Bug 212409

Summary: URL parsing in text adds extraneus characters giving invalid URL
Product: [Applications] kmail Reporter: Andrey Borzenkov <arvidjaar>
Component: generalAssignee: kdepim bugs <kdepim-bugs>
Status: RESOLVED INTENTIONAL    
Severity: normal CC: kde, kollix
Priority: NOR    
Version: unspecified   
Target Milestone: ---   
Platform: Mandriva RPMs   
OS: Linux   
Latest Commit: Version Fixed In:

Description Andrey Borzenkov 2009-10-30 16:08:13 UTC
Version:            (using KDE 4.3.2)
OS:                Linux
Installed from:    Mandriva RPMs

In the following example (copied from real message):

tracking system at https://bugs.freedesktop.org, "poppler" product.

When I click on URL, attempt is made to open https://bugs.freedesktop.org, - including trailing comma, which of course fails. When I paste the same line in konsole, it correctly excludes trailing comma from URL.

Hmm ... I was sure KDE is using single backend to parse URLs everywhere :)
Comment 1 Nicolas L. 2009-10-31 07:15:19 UTC
confirming  this issue
Comment 2 Martin Koller 2009-11-14 14:02:59 UTC
The problem is: a plain text mail has no definition of a delimiter of an URL.
The parsing was changed in august to solve other bugs (e.g. bug 202445, bug 201900)
Also "," (comma) is a valid character in a URL, so stripping it would simply be wrong.

see also http://tools.ietf.org/html/rfc3986#appendix-A and appendix-C
Comment 3 Andrey Borzenkov 2009-11-15 10:00:52 UTC
Well ... there is also such thing as common sense.

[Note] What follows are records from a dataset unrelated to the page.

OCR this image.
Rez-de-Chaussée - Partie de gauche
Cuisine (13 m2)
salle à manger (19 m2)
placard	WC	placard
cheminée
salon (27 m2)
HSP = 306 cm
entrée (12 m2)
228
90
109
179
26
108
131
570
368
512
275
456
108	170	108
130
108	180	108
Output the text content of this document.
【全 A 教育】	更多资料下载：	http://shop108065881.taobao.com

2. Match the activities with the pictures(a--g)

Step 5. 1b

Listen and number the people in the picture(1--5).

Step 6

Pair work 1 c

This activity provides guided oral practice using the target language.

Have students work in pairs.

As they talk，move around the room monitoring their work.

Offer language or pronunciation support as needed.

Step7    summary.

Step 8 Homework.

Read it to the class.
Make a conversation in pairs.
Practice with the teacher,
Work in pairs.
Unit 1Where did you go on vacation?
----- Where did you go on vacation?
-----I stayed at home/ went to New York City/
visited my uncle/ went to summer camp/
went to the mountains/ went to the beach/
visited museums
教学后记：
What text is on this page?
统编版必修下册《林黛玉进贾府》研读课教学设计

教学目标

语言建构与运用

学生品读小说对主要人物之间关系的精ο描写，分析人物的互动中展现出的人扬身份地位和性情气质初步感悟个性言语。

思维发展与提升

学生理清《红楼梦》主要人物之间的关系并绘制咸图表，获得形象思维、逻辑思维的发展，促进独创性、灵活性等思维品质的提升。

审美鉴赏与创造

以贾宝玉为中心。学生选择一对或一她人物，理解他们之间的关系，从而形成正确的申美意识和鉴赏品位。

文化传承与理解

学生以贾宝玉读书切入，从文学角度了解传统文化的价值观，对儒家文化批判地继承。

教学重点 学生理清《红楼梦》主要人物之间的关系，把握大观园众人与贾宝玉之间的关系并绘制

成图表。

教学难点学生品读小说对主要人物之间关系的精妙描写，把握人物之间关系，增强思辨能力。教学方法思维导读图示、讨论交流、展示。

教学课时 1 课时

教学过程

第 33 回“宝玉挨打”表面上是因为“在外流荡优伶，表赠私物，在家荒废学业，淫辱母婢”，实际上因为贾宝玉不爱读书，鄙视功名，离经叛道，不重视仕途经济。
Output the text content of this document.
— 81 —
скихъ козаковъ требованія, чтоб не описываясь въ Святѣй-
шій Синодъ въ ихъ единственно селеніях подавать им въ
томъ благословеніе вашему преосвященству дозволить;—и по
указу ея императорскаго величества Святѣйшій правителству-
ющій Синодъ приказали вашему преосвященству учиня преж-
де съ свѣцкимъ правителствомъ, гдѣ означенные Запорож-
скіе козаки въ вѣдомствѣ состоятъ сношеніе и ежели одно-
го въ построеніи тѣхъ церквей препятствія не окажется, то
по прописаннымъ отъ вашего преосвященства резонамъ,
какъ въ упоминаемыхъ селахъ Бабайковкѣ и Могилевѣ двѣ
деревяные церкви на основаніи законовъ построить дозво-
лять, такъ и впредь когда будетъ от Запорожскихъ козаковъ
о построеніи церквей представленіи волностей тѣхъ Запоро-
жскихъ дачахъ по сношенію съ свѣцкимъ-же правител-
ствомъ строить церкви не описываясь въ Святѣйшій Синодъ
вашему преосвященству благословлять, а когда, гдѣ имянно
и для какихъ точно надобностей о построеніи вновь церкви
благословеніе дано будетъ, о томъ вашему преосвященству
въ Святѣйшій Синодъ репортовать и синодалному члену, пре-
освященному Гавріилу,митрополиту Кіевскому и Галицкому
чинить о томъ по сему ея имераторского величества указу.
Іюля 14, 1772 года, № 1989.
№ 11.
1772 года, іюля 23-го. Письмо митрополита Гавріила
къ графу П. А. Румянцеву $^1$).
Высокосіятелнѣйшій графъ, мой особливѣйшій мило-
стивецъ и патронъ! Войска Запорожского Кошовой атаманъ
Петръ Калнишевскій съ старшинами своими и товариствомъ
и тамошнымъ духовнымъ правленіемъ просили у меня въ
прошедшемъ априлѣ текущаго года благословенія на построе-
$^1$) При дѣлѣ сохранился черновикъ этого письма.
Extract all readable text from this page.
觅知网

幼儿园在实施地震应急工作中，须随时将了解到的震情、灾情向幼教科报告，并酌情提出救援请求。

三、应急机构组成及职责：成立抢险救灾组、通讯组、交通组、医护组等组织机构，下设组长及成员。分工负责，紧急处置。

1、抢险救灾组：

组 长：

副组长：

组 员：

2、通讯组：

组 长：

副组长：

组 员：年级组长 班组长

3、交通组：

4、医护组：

How likely is to get URL that ends with comma? I'd say if you see URL that ends with a comma followed by space in a message text, in 99% this comma is not part of URL. In bugs you quoted you had punctuation characters followed by non-space; it is slightly different.

Having some heuristic that covers common cases and check button to turn it off for purists would be nice.